Law services get also more agile and disrupted.

By now we have learned that agile teams which work side by side, especially in software industry, get to produce new products or features and to test them within several weeks.

When it comes to legal offices, the incredibly successful ones focus on the niche service they can provide better than anyone else. They both acknowledge possible glitches which may occur along the process and continue to expand on the expectations of their users.

Legal project management is different than industrial project management because the focus is not on creating uniformed products, but on personalized outcomes for clients.

For example, Mastriani Law Firm has identified eliminating debt for their clients as primary value proposition. Their process of protecting clients' interests focused on the results and for more than 95% of clients they have managed to completely eliminate interest or reduce the principle, without debt consolidation or bankruptcy.

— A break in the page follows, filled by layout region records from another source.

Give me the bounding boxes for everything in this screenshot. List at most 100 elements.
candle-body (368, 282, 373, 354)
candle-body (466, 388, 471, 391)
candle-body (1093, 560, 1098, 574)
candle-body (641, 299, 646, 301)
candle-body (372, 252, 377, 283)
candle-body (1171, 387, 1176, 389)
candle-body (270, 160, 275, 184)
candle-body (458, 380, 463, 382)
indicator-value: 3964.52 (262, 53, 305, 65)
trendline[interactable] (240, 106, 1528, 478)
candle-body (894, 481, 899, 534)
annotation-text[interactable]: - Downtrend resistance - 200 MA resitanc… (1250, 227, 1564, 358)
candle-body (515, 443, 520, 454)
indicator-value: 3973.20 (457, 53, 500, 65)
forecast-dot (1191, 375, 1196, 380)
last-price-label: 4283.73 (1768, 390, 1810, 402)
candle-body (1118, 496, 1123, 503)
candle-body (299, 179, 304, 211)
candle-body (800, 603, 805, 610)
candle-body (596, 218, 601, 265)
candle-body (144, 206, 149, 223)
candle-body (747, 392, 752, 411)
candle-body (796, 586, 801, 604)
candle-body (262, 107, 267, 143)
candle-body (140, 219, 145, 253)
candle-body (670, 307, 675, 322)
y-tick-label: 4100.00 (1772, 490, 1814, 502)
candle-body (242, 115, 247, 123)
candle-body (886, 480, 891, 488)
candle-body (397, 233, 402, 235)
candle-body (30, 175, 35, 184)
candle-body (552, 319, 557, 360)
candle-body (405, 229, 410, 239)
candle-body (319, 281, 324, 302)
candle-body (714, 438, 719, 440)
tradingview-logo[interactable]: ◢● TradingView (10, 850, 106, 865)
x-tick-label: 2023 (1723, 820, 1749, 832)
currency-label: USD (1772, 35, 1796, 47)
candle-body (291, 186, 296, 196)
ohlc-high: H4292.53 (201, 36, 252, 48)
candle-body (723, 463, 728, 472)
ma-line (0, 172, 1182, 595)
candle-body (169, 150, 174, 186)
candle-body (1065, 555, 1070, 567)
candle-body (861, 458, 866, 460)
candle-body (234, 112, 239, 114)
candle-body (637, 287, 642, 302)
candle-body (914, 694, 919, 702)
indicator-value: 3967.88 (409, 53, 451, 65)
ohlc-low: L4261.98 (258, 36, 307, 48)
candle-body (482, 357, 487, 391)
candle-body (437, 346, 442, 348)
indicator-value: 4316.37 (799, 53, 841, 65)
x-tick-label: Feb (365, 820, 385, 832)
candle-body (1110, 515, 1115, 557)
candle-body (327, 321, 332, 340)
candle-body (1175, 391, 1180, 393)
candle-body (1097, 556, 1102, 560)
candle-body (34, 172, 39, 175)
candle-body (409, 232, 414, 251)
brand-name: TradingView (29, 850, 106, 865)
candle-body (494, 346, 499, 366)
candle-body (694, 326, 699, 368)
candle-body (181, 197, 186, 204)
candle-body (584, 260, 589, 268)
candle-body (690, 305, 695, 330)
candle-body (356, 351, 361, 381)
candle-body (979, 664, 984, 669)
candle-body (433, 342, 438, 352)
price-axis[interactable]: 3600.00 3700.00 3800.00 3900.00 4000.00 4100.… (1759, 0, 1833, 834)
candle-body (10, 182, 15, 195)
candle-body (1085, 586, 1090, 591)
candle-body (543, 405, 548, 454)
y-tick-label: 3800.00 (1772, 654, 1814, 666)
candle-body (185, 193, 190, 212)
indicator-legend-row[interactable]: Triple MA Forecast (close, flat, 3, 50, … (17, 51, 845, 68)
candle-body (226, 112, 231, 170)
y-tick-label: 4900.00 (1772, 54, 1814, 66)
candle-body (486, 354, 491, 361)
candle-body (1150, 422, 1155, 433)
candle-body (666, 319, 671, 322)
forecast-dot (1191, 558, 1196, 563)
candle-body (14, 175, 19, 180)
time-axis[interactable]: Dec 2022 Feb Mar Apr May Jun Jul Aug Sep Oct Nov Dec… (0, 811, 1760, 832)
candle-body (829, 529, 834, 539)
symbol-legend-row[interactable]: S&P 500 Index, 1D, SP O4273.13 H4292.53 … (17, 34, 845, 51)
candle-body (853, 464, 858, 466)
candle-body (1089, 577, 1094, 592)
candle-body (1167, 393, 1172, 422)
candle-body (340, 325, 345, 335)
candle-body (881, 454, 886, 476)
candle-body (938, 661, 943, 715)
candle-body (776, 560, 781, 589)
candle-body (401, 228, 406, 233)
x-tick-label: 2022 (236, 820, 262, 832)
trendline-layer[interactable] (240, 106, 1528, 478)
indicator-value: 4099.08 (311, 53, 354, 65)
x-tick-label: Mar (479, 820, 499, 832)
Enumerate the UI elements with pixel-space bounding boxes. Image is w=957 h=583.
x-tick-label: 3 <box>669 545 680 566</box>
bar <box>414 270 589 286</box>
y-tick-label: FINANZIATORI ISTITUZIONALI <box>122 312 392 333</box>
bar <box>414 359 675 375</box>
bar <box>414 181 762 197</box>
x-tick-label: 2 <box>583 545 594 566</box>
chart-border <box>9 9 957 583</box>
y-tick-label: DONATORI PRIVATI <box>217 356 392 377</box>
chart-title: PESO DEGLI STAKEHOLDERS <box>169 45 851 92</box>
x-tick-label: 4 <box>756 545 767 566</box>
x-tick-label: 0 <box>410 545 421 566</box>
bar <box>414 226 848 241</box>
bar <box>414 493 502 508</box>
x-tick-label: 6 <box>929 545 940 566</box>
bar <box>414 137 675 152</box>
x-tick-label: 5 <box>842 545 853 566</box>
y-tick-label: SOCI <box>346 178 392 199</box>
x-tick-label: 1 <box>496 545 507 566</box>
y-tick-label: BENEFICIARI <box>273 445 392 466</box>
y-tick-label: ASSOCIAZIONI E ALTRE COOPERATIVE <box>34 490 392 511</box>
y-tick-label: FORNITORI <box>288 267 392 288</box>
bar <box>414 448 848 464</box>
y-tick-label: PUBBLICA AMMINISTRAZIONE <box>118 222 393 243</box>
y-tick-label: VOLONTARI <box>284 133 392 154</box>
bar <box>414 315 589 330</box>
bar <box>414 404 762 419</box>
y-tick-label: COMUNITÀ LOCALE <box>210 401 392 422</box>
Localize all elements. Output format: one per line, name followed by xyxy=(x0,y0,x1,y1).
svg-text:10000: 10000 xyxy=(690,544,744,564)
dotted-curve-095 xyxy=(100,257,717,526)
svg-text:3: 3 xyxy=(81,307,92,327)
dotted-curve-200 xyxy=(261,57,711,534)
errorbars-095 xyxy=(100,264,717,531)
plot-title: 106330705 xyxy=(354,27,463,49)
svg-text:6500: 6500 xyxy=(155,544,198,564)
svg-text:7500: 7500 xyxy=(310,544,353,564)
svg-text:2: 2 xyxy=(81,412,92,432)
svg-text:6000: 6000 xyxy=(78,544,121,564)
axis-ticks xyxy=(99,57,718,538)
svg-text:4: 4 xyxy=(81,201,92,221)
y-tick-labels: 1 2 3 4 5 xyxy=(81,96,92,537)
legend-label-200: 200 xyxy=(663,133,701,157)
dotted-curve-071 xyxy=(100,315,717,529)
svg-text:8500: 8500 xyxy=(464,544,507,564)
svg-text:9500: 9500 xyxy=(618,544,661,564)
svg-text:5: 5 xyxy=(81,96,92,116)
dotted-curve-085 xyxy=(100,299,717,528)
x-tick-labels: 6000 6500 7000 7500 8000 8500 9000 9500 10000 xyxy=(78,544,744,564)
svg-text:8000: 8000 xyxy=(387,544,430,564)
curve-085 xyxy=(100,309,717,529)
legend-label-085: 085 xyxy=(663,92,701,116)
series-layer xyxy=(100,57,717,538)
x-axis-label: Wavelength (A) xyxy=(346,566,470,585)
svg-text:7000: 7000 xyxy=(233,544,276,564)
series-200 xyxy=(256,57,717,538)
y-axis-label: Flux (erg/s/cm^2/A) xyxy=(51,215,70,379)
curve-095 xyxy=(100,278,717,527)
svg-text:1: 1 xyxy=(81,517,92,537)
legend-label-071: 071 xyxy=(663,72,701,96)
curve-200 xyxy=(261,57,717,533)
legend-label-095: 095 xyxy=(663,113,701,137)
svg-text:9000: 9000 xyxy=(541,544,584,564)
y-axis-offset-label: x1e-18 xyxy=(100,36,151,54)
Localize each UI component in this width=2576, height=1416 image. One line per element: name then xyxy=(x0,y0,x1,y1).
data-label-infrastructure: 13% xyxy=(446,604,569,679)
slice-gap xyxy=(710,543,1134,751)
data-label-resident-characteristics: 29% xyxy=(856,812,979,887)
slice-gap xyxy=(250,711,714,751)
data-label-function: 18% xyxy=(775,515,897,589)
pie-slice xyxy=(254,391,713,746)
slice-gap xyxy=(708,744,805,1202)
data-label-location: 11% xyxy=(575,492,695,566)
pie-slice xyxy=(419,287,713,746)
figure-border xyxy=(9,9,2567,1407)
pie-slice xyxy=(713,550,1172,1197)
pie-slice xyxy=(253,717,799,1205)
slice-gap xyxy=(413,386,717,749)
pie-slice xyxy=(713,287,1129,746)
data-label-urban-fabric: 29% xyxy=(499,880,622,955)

Attorneys that want to adopt Scrum in their work will need to face the music like professionals in other industries. They will get exposed to a steep learning curve as they realize exactly in which segments their firm has not been managed completely efficiently. Likewise they will implement IT tools and new procedures in their own legal field, but with a new perspective.

Because agile project methodology focuses on rapid team feedback and fierce collaboration, it can be implemented in law offices fantastically because high demands of this job may require ''fighting in trenches''. Californian-based attorneys at Mova Law Group have specialized at helping clients experiencing traffic accidents and their value proposition is not to charge any fees upfront unless they win in the court. This strategy takes the pressure off clients and embodies greater trust in the legal team who can focus on their best performance.

It was noticeable in legal companies which became more agile that there was an overlap in responsibilities among staff, so once they re-organized a task list so that one key person was required to deliver results, the efficiency increased significantly.

Sometimes law experts create innovative compensation schemes so as to incentivize their staff or contractors. Air miles may be the perfect gift for driven people fond of travel. That is why The Smith Investigation Agency has decided to award those who engage in activities such as Private Investigator Training course, Investigative Research Services or Reward Milles for Surveillance. Apparently, for those interested to contribute to investigation niche the sky is the limit.

Hopefully, now you feel more at ease to question your work methodology until now and to use processes so as to deliver more successful, efficient projects.

Agile method and Scrum in particular will increase your productivity, but you need to spark creativity in your life occasionally, which is measured by a gut feeling and intuition rather than different charts and bars. From this week onward start question yourself more often not only what you do during your working hours, but also how you do it.